Organic farmers aim not only to disturb the soil as little as possible, but also to feed it properly. This is achieved through the use of different sources of organic matter (compost, green manures, etc.) and other techniques such as the use of non-soluble fertilizers and amendments, correction with microelements, inoculation with micro-organisms, the use of biodynamic preparations, which are introduced into the soil with organic fertilizers in the form of compost, among the main practices.
Organic farmers know that a biologically balanced soil produces healthy and productive plants and that food production has a higher biological value.
Diversified production systems
The simplification of flora and fauna promoted by “modern” agricultural production systems has created a growing biological and ecological imbalance. Ecological systems oppose monoculture and promote diversification and integration of plant and animal activities, including forestry.
Farm diversification contributes to the maintenance and restoration of soil organic matter and productivity, reduces the incidence of pests and diseases, and reduces the presence of invasive plants, thereby ensuring greater biological stability of agricultural systems.
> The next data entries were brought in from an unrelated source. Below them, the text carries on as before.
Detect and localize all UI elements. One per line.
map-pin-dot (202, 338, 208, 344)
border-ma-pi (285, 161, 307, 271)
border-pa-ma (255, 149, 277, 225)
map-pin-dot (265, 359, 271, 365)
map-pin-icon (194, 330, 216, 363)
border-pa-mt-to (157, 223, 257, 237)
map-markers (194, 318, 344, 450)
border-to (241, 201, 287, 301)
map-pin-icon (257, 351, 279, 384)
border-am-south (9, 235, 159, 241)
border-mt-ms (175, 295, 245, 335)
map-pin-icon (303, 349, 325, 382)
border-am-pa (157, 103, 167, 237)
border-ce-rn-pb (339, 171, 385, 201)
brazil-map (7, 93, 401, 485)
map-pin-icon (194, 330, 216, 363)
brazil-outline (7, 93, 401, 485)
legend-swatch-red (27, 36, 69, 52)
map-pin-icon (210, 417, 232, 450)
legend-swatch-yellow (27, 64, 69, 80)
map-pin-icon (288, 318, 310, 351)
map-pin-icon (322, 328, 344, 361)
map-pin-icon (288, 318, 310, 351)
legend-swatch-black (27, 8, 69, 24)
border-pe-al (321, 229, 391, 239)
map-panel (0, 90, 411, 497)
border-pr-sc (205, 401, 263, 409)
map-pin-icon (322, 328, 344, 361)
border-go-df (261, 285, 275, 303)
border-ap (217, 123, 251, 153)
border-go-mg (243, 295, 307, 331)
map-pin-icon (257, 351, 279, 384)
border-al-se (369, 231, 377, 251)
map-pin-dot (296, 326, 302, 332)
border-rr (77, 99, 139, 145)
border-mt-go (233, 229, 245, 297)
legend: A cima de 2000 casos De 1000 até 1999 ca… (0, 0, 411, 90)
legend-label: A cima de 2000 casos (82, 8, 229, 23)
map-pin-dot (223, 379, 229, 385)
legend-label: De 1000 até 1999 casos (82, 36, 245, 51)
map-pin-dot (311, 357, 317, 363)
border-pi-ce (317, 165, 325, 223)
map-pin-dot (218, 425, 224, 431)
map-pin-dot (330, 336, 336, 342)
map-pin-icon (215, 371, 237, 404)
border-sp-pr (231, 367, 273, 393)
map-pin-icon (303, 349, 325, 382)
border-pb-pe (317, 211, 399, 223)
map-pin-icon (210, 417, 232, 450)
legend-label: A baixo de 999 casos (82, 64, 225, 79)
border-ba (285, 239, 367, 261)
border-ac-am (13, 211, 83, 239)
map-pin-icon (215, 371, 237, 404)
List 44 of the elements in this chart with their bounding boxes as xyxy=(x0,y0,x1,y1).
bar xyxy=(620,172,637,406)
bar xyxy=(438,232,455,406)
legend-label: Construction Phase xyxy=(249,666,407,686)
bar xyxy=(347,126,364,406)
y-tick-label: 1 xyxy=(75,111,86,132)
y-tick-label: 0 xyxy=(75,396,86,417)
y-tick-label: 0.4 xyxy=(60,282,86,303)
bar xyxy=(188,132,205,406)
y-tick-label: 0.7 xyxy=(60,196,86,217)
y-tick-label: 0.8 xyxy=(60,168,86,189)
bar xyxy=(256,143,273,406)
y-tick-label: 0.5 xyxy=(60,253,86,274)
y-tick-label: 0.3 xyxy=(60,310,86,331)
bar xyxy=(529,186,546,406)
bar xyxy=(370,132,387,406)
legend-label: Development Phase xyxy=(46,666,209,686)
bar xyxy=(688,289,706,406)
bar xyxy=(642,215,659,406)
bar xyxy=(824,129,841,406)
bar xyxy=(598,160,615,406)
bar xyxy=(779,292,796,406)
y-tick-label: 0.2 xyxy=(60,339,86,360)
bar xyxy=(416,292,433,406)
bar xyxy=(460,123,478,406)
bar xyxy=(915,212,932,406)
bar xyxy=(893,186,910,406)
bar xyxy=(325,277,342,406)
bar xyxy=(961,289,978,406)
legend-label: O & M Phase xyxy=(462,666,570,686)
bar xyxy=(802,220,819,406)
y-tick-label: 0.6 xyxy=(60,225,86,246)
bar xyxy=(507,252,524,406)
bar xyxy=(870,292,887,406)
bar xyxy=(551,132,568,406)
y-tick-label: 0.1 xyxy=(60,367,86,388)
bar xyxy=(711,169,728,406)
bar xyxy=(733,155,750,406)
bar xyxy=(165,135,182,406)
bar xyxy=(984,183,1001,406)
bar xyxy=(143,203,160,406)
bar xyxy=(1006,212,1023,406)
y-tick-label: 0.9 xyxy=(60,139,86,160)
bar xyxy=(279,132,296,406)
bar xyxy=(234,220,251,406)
On the other hand, diversification reduces the economic risks of producers and helps them balance costs and distribute available labor effort more evenly throughout the year.
In organic agriculture, the basis of plant protection is that the plants are properly nourished, allowing them to develop a balanced and healthy metabolism. In addition to this, it is essential to maintain a biologically active and balanced soil, as well as cultivation systems and natural vegetation management that allow the existence of a varied fauna with an abundance of organisms called biological controllers.
In this sense, and in addition to the previous principles, organic agriculture uses a series of practices, such as biological control, the use of natural substances from plants or minerals, the use of resistant varieties, and different cultivation practices, to achieve an ecological control of pests, diseases and adventitious parasites.
Diversification of production, including silviculture, crop association and rotation.
The main techniques used in organic farming are: allelopathic plant characteristics to control weeds or promote the development of others, the use of insect repellent or attractive plants or nematicidal plants, the use of biological controls and physical control methods.
For the organic farmer, the categories of weeds and pests are reduced, as it is realized that the presence of weeds and pests is only a sign of disruption of the biological balance and poor management of the systems by the farmer.
Conservation of nature and restoration of natural balances are essential
Organic farming is guided by the phenomena that govern nature in its various ecosystems. Organic farmers try to preserve the elements of the natural environment and to restore the biological balance in their fields.
In this sense, ecological farms must be properly planted with trees and maintain natural vegetation at the edge of the fields, mainly with species that thrive for as long as possible, as they provide shelter, breeding grounds and food for beneficial fauna, which will keep organisms that may become harmful under control.